Germans aghast over cannibal trial
Jan. 29, 2004
ReligionNewsBlog.com • Friday January 30, 2004
KASSEL, Germany (CNN) –A five-judge panel is expected to rule on Friday in the murder trial of a German who confessed to killing and eating a man he met over the Internet. CNN’s Senior International Correspondent Walter Rodgers explains the background to the case.
Q) How did this case come to light?
A) This case of cannibalism would never have occurred without the Internet. Armin Meiwes openly advertised on the Internet to satisfy his appetite for human flesh. But it was the Net which brought him down. When one Austrian discovered Meiwes’ advertisements on the Internet they reported him to the police, and the Net was also his undoing.
Q) What are the legal implications of his case?
A) Meiwes was tried on two charges. The most serious charge is murder for sexual pleasure which if convicted carries a maximum sentence of 15 years. The second charge is disturbing the peace of the dead. In Meiwes’ case, that amounted to butchering and devouring 20 kilograms (44 pounds) of his victim Bernd Juergen Brandes. Meiwes’s attorney has argued for conviction on the lesser charge of killing on demand, a kind of euthanasia. That carries a maximum sentence of five years. Germany has no statute forbidding cannibalism.
Q) What is the reaction of Germans?
A) Most Germans are aghast yet fascinated at the idea of a cannibal in their midst. This is not supposed to happen in a tidy, democratically ordered German society. And yet it did. Meiwes’ cannibalism has probably scarred the people of Kassel. For some of them in ways we could never imagine. It has been front page news throughout the trial, especially the tabloids. One previous headline read: This is Armin — he has gobbled up Bernd from Berlin.
Q) Is this a unique problem?
A) Definitely not. Meiwes testified under oath that he participated in at least 430 cannibal Web sites and chat rooms. When he advertised on the Internet for volunteers to be eaten, cannibalized, there were at least 204 volunteers. The problem is no one knows how many people around the world fantasize about cannibalism, but it is only one short step across the border from fantasy to reality and Meiwes may be just one of thousands who took the step.
Q) Is this a uniquely German case?
A) Definitely not. Historically there have been two kinds of cannibalism. Killing and cannibalizing another human being for food — that has happened in every human society since the dawn of history. In the 12th century, cannibalism in Egypt was widespread. In more modern times, in the great Stalin-induced famine of the 1930s, there were reports of widespread cannibalism in Ukraine.
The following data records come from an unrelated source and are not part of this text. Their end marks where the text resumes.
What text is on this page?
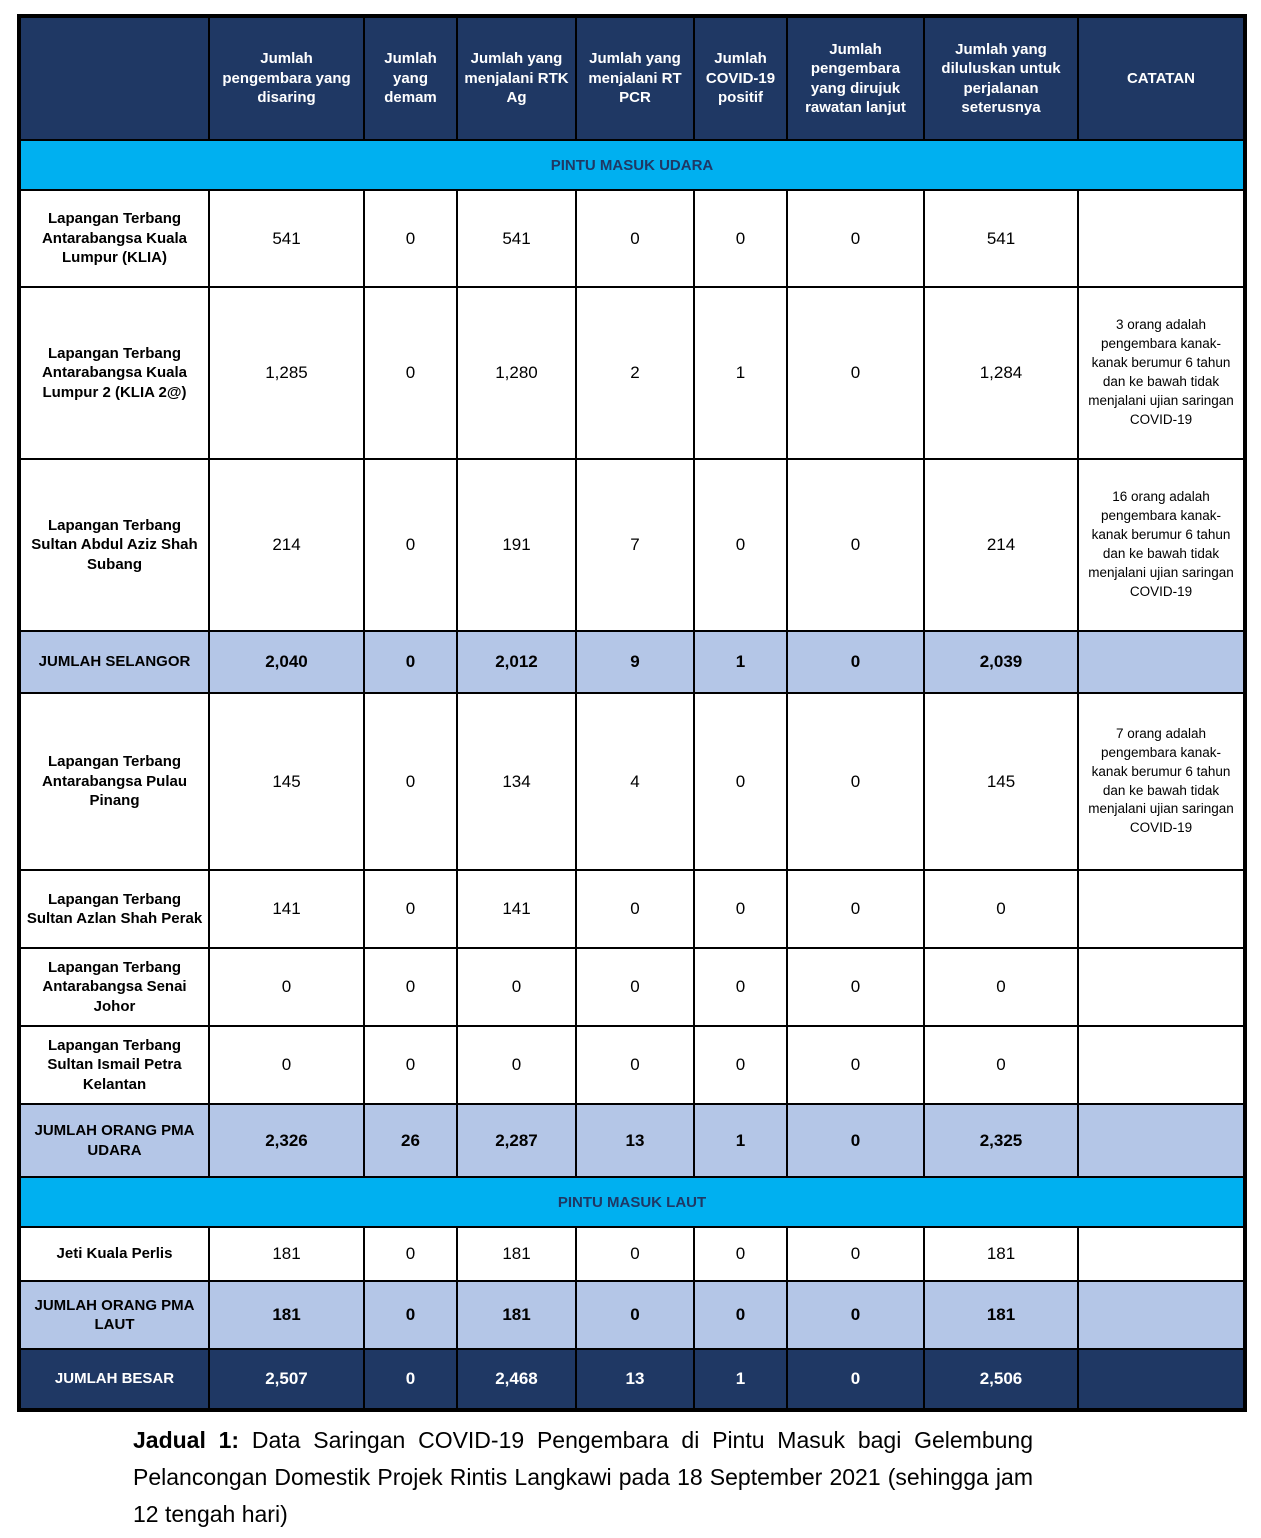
	Jumlah pengembara yang disaring	Jumlah yang demam	Jumlah yang menjalani RTK Ag	Jumlah yang menjalani RT PCR	Jumlah COVID-19 positif	Jumlah pengembara yang dirujuk rawatan lanjut	Jumlah yang diluluskan untuk perjalanan seterusnya	CATATAN
PINTU MASUK UDARA								
Lapangan Terbang Antarabangsa Kuala Lumpur (KLIA)	541	0	541	0	0	0	541	
Lapangan Terbang Antarabangsa Kuala Lumpur 2 (KLIA 2@)	1,285	0	1,280	2	1	0	1,284	3 orang adalah pengembara kanak-kanak berumur 6 tahun dan ke bawah tidak menjalani ujian saringan COVID-19
Lapangan Terbang Sultan Abdul Aziz Shah Subang	214	0	191	7	0	0	214	16 orang adalah pengembara kanak-kanak berumur 6 tahun dan ke bawah tidak menjalani ujian saringan COVID-19
JUMLAH SELANGOR	2,040	0	2,012	9	1	0	2,039	
Lapangan Terbang Antarabangsa Pulau Pinang	145	0	134	4	0	0	145	7 orang adalah pengembara kanak-kanak berumur 6 tahun dan ke bawah tidak menjalani ujian saringan COVID-19
Lapangan Terbang Sultan Azlan Shah Perak	141	0	141	0	0	0	0	
Lapangan Terbang Antarabangsa Senai Johor	0	0	0	0	0	0	0	
Lapangan Terbang Sultan Ismail Petra Kelantan	0	0	0	0	0	0	0	
JUMLAH ORANG PMA UDARA	2,326	26	2,287	13	1	0	2,325	
PINTU MASUK LAUT								
Jeti Kuala Perlis	181	0	181	0	0	0	181	
JUMLAH ORANG PMA LAUT	181	0	181	0	0	0	181	
JUMLAH BESAR	2,507	0	2,468	13	1	0	2,506	

Jadual 1: Data Saringan COVID-19 Pengembara di Pintu Masuk bagi Gelembung Pelancongan Domestik Projek Rintis Langkawi pada 18 September 2021 (sehingga jam 12 tengah hari)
And again after World War II in the Soviet Union when food was very scarce there were renewed reports of cannibalism. No country has escaped cannibalism in some form. In the U.S. the native American tribes, particularly the Hurons and Mohawks, reportedly indulged in cannibalism. In 1846 the Donner Party trapped in California’s Sierra Mountains survived the winter eating each other. And in 1972 in a plane crash in the Andes, the passengers survived by devouring the pilot.
A second form of cannibalism has manifested itself historically where one person consumes another sometimes to possess the qualities of the person killed. Psychiatrists testified in the Meiwes trial that he killed to consume the flesh of another man so that he would have a replacement brother inside him to replace the two brothers who had earlier left home. Primordial warriors throughout history have often eaten the flesh of their killed enemies to possess their spirit. Indeed on the first crusade, Europe’s Christian crusaders were reported to have eaten their Muslim victims.
Q) Is the case likely to bring any changes?
A) Experts have told CNN there has been cannibalism since the dawn of human history and they predict it will continue.